I would not have thought of Aleksandra Kurzak as a Tosca—I would have thought her more a bel canto singer. But a Tosca, she is. The voice is not huge, but it is substantial and penetrating. She was a smart, smart Tosca, acting with her voice, as well as with the rest of her. You will want to know about “Vissi d’arte,” Tosca’s big aria, and I will tell you: it was superb. Kurzak seemed to be thinking about what she was singing, instead of presenting an aria, if you know what I mean. The character was thinking things through “in real time.” I have seldom heard so effective a “Vissi d’arte,” and Kurzak sang the aria while kneeling.
Scarpia? He was Željko Lučić, the veteran Serb. For years, I have called him “savvy” and “canny.” He is. He is also a very good singer, simply in pure singing terms. As Scarpia, he was brutish and tyrannical, sure. But he was also sly, aristocratic, seductive. He got every aspect of the character’s villainy.
Before I get to the conducting, let me mention a singer in a small role: Patrick Carfizzi as the Sacristan. This is mainly a comic role, and Carfizzi was duly comic. But he could not disguise the fact that he owns a beautiful bass-baritone or the fact that he sings well.

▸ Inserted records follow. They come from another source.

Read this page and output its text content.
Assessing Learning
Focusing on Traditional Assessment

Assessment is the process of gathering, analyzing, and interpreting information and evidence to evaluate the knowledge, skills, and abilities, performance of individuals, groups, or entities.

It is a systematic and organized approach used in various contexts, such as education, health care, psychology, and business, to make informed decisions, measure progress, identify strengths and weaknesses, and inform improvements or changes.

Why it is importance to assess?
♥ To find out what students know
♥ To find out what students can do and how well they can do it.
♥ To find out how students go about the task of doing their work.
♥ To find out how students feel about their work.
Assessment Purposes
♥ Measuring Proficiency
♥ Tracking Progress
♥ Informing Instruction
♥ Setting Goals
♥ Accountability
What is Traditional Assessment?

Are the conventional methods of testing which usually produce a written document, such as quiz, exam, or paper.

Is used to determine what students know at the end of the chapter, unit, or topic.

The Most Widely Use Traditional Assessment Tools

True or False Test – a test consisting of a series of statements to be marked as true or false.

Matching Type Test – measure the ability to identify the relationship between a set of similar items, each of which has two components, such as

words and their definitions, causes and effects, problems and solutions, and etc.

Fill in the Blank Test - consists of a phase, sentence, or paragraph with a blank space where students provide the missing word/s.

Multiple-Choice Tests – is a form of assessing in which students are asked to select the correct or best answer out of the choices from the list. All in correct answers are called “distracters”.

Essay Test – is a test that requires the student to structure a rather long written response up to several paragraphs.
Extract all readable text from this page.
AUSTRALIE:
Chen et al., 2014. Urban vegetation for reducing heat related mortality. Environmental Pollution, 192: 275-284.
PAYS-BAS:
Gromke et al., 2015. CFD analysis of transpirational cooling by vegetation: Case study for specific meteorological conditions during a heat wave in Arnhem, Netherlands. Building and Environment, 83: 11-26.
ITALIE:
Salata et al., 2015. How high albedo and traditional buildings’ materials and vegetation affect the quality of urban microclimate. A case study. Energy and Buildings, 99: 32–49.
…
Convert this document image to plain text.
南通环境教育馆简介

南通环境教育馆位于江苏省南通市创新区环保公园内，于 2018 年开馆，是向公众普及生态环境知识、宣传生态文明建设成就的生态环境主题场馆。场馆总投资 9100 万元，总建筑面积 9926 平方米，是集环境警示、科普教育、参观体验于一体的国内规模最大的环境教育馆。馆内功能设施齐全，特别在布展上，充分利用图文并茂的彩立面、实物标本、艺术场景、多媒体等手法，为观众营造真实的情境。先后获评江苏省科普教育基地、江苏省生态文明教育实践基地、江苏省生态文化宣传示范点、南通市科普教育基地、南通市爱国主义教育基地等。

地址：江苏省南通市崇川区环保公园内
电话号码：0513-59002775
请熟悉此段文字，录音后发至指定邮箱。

In the pit was the Met’s music director, Yannick Nézet-Séguin. He had an outstanding night on Monday in Verdi’s Don Carlos; he had another one last night in Tosca. The structure and momentum of the opera were in his hands. The score had its beauty, horror, and tragedy. The story was told through the playing, as well as the singing and acting. Let me provide a few details.
Scarpia’s entrance music was fabulous. In the torture scene, you heard what I can only call violent grandeur. The legato under the voice in “Vissi d’arte” was exemplary. When Scarpia offered Tosca a sip of Spanish wine, you heard that evil charm in the orchestra. And, you know? The last note of the opera can be held too long. Nézet-Séguin cut it off just as one should.
The production is that of 2017 by Sir David McVicar. The production of Don Carlos, seen on Monday, is a new one by Sir David. Each production serves the opera, which may seem like a low bar but which is, in my estimation, very high. When you have seen this McVicar Tosca—you have seen a Tosca. A real one.
Can you see Tosca again, if you’re a veteran operagoer and have seen it a thousand times? Oh, yes. That’s one definition of a masterpiece: it is unstaling. And when the performance is a good one—all the better.